The children nodded yes. "Well, talking to God is like talking on the phone. He is at the other end, but you can't see him. But he is listening. "
Just then, a little boy screamed and asked, "What's his number?"
make a telephone call
Every Sunday, the priest will call the children to the front of the church and tell them stories. One day, in order to better explain the meaning of prayer, he brought a telephone.
"You talked to someone on the phone and didn't see anyone on the other end of the phone line, did you?" He began to ask. The children nodded yes. "Well, talking to God is like talking on the phone. He's at the other end. Although you can't see him, he is listening to your heart. "
Just then, a little boy screamed and asked, "What's his phone number?"
Seventh grade English joke seven
When a college student proudly showed off his new apartment to his friends, he led them into the study. "What are those big gongs and hammers for?" One of his friends asked. "That's a talking clock," the man replied. "What's the effect?"
"Watch," the man said, and then struck the gong deafening with a hammer. Suddenly, someone screamed from the other side of the wall, "Stop knocking, you idiot! It's two in the morning! "

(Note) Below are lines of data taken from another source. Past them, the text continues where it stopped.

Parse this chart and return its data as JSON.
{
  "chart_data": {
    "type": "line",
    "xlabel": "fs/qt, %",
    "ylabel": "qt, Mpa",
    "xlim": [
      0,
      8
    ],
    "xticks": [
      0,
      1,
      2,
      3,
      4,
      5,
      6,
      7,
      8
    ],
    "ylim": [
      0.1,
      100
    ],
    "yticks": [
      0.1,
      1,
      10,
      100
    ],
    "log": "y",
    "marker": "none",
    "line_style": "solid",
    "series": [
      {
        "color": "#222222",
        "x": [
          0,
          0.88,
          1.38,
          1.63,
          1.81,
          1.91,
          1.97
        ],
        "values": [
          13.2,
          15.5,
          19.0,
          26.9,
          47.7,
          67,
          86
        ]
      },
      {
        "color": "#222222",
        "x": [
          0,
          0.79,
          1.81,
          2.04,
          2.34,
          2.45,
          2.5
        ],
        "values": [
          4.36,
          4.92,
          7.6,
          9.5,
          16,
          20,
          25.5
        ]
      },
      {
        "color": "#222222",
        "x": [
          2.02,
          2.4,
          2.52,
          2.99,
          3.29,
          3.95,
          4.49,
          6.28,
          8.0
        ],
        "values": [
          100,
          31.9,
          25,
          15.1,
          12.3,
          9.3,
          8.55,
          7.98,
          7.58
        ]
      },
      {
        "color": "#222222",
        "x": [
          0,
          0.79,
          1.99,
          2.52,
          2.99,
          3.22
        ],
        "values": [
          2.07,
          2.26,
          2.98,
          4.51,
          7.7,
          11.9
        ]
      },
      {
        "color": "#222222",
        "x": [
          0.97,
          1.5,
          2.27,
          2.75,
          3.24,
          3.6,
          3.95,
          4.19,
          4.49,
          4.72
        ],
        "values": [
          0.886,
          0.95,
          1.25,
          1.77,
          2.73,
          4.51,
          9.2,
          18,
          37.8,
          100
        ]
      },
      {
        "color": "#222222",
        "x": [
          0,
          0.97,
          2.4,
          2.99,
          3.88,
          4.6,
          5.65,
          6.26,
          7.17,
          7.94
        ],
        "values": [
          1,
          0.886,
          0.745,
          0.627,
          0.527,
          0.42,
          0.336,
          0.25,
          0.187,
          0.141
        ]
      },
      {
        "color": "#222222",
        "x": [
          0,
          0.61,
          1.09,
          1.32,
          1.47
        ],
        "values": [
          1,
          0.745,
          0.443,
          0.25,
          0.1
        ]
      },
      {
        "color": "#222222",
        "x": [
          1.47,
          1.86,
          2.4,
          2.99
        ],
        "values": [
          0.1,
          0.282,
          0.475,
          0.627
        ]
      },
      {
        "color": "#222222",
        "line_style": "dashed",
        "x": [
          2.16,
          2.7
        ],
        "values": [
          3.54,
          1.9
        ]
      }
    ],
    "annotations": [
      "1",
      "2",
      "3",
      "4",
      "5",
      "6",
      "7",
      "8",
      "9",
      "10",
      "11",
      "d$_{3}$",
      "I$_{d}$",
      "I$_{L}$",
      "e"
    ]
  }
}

A student showed his friend around his new apartment and was very proud. "What's that big gong and hammer for?" One of his friends asked him. "That thing is amazing. This is a talking clock, "the student replied. "How does this clock work?" His friend asked. "Look, don't blink." The student stepped forward, picked up a gong and a hammer, and knocked deafening. Suddenly, they heard someone screaming on the other side next door, "Stop knocking, you idiot! It's two in the morning! "
Seventh grade English joke eight
After burying his mother nine months ago, a client in the local morgue finally had enough money to buy the expensive coffin he originally wanted. So we dug up the body and moved his late mother to a new steel coffin. "What's so special about this coffin?" I asked the undertaker. He replied, "It has a lifetime warranty." After burying his mother for nine months, a client of the local funeral home finally saved enough money to buy the valuable coffin he had long admired. He dug up his mother's coffin and moved the body to a new steel coffin. "What's so special about this coffin?" I asked the undertaker of the funeral. He replied, "This coffin is guaranteed for life.

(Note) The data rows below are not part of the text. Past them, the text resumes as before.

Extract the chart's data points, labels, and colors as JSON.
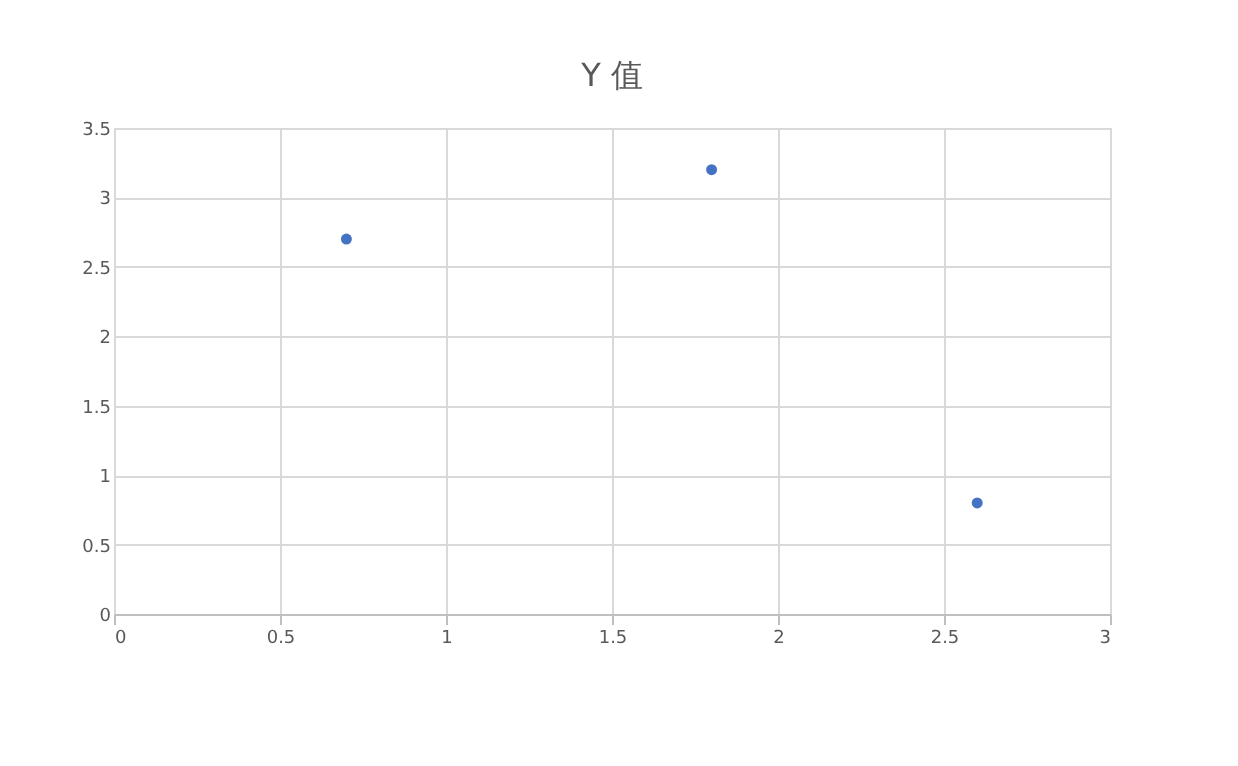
{
  "chart_data": {
    "type": "scatter",
    "title": "Y 值",
    "x": [
      0.7,
      1.8,
      2.6
    ],
    "series": [
      {
        "color": "#4472c4",
        "values": [
          2.7,
          3.2,
          0.8
        ]
      }
    ],
    "xlim": [
      0,
      3
    ],
    "xticks": [
      0,
      0.5,
      1,
      1.5,
      2,
      2.5,
      3
    ],
    "ylim": [
      0,
      3.5
    ],
    "yticks": [
      0,
      0.5,
      1,
      1.5,
      2,
      2.5,
      3,
      3.5
    ],
    "grid": true,
    "marker": "circle"
  }
}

Seventh grade English joke nine
One day, the teacher asked Peter, "How much is four MINUS four?" Peter was tongue-tied.
The teacher was angry and said, "What a fool! Look, if I put four coins in your pocket, but there is a hole in your pocket, and they all leak out, what is left in your pocket now? "
"The hole," Peter replied.
One day, the teacher asked Peter, "How much is 4 minus 4?" Peter was tongue-tied and couldn't answer.

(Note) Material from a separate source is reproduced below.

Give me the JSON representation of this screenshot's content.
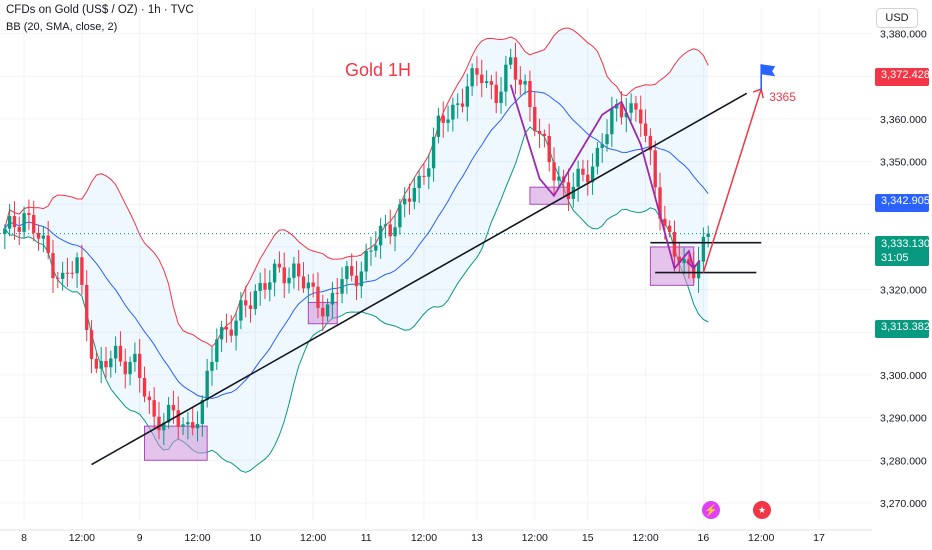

The teacher said angrily, "What a fool! Think about it, if I put four coins in your pocket and there is a hole in your pocket and all the coins are gone, what is left in your pocket? "
"The hole," Peter answered.
Grade seven English jokes 10
A store manager heard a clerk tell a customer. "No, madam, we haven't had it for a while, and it doesn't look like it will happen soon." The manager was frightened and ran to the customer and said, "Of course, we will have it soon. We placed an order last week." Then the manager took the clerk aside: "Never, never, never say that we have nothing-say that we have made a reservation and will come at once. What does she want now? " "It's raining." The clerk said.
A store manager heard a clerk say to a customer, "No, madam, not now, and it seems that there won't be one for a while." The manager ran to the customer in horror and said, "Of course, there will be one soon." We ordered the goods last week. "Then the manager pulled the shop assistant aside:" Never say that we have nothing-just say that we have ordered the goods and will arrive soon. What did you say she wanted to buy? "It's raining," said the clerk.